I was analyzing a short, relatively uninteresting section of a fairly common gene present in all bacteria and a few eukaryotic organisms, gyrase B (GyrB). My goal was to design a couple of primers I could use to polymerase chain reaction (PCR) amplify a specific E. coli I was attempting to further characterize as part of my dissertation work. The software package I had been using to do the alignments I would need is called VectorNTI. It’s a fairly clunky and somewhat dated program but I was familiar with it and only needed some of the most basic functions for the work. Over the course of the day I had imported over 150 complete genome sequences from various E. coli strains off of the NCBI database. Some of the data consisted of non-assembled contigs from the short read archive (SRA) database. This was rather annoying as I would then need to assemble and partially annotate the contigs before I could use them.

A different software package was required to do these assemblies and the program was extremely computationally intensive. One assembly might take two to three hours depending on the quality of the input data. While the assemblies were running my computer slowed to a crawl as the processors worked in overdrive to analyze all the data. End result was further delays in an already time intensive process. Simultaneously I would BLAST my initial proposed primer sequences to make sure they would appropriately detect the E. coli I was interested in while not cross-reacting with anything else. Usually I only had one or two single nucleotide polymorphisms (SNPs) that I could exploit for my purposes.

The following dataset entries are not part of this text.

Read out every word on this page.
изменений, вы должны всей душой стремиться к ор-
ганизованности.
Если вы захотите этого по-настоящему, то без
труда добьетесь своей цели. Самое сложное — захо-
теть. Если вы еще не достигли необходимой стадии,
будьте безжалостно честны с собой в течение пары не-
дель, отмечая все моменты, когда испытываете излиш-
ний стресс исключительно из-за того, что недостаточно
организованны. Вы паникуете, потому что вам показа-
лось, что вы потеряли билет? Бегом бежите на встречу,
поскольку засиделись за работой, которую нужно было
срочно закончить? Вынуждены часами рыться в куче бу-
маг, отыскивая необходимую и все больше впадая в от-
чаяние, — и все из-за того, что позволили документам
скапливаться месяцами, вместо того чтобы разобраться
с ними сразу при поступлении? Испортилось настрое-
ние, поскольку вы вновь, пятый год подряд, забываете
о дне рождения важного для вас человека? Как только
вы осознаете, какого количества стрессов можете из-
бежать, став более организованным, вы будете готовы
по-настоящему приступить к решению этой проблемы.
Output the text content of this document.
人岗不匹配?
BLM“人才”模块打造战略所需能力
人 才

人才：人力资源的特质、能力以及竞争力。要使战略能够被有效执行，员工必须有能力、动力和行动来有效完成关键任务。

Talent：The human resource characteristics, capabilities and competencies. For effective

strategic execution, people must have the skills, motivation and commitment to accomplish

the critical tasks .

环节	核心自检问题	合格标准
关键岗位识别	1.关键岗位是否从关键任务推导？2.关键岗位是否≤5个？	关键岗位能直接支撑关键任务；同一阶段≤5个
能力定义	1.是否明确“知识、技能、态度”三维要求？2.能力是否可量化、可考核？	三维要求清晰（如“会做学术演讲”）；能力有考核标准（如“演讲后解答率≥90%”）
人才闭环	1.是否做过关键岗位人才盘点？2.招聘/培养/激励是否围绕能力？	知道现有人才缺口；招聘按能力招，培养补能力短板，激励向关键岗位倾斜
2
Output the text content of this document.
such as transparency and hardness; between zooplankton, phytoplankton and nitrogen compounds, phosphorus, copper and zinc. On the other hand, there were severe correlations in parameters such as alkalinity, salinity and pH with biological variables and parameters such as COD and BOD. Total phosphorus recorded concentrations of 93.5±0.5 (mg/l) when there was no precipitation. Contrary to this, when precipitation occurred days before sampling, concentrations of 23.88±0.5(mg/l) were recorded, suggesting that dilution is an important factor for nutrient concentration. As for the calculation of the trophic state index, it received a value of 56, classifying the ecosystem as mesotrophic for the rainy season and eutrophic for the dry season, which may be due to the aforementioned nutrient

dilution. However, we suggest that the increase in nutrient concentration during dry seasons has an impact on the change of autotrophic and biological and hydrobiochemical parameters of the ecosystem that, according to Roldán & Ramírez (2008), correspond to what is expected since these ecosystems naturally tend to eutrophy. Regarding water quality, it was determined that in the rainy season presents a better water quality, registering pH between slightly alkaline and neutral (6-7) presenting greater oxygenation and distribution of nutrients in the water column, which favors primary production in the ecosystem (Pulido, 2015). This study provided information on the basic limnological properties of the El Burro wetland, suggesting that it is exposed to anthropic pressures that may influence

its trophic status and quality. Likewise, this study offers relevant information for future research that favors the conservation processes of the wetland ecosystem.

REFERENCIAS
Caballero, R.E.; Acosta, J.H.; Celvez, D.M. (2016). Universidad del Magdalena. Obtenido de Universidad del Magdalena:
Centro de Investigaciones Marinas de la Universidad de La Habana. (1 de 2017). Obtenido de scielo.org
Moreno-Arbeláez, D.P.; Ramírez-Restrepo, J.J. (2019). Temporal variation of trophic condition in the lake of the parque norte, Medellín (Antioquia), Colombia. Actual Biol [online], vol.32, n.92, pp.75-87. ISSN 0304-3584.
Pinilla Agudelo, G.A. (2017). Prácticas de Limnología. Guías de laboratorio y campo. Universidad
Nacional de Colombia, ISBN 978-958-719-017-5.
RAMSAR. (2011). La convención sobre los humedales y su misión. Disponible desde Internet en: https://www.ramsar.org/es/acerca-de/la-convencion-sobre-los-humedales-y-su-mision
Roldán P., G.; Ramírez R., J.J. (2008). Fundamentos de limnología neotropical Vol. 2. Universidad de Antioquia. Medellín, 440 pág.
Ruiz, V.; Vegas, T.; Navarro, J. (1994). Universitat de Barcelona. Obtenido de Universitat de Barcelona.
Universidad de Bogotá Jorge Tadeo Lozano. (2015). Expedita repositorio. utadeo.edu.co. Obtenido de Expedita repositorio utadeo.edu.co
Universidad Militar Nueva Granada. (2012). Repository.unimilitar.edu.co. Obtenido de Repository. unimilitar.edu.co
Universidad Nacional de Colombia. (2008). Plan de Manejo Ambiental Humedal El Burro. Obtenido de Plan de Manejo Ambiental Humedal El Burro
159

It was tedious work, time consuming, and not very fun. It was a process I had repeated on numerous occasions for other genes with other target organisms. There was no reason to suspect that this time things would be any different. After a few hundred iterations I would no doubt hit upon at least a few potential candidate primer sets. At that point I would then need to confirm the in silico findings by empirical screening in the lab across a subset of our fairly vast collection of bacteria. Very basic stuff.

At some point I noticed something in the data I had never seen before. There was a large segment of sequence containing a seemingly out of place string of bases. I had seen enough of the particular section of the gene I was looking at to know this was highly unusual. It was only present in one of the genomes I was examining. There did not seem to be anything out of the ordinary about this particular strain of E. coli which made me even more curious.

I quickly converted the DNA sequence to RNA so I could translate the sequence into the relevant protein using the RNA codon table I always kept handy. The RNA sequence was as follows: AAAAUUCUUCUUAAAAUUCUUCUUAAAAUUCUUCUU…etc. The 12-mer tandem repeat continued on for 144 bases total. The corresponding amino acids coded for were as follows: Lysine-Isoleucine-Leucine-Leucine. Much like the bases in DNA are abbreviated by letters each amino acid has a one letter abbreviation as well. Lysine is K, Isoleucine is I, and Leucine is L. When fully translated to abbreviated protein code the sequence read as KILLKILLKILLKILL….etc.

My mind went numb at that point and I don’t remember much after that. Eventually I came back to reality and there was blood on my hands. A gore covered knife lay on the ground at my feet. What had I done? and more importantly why had I done it?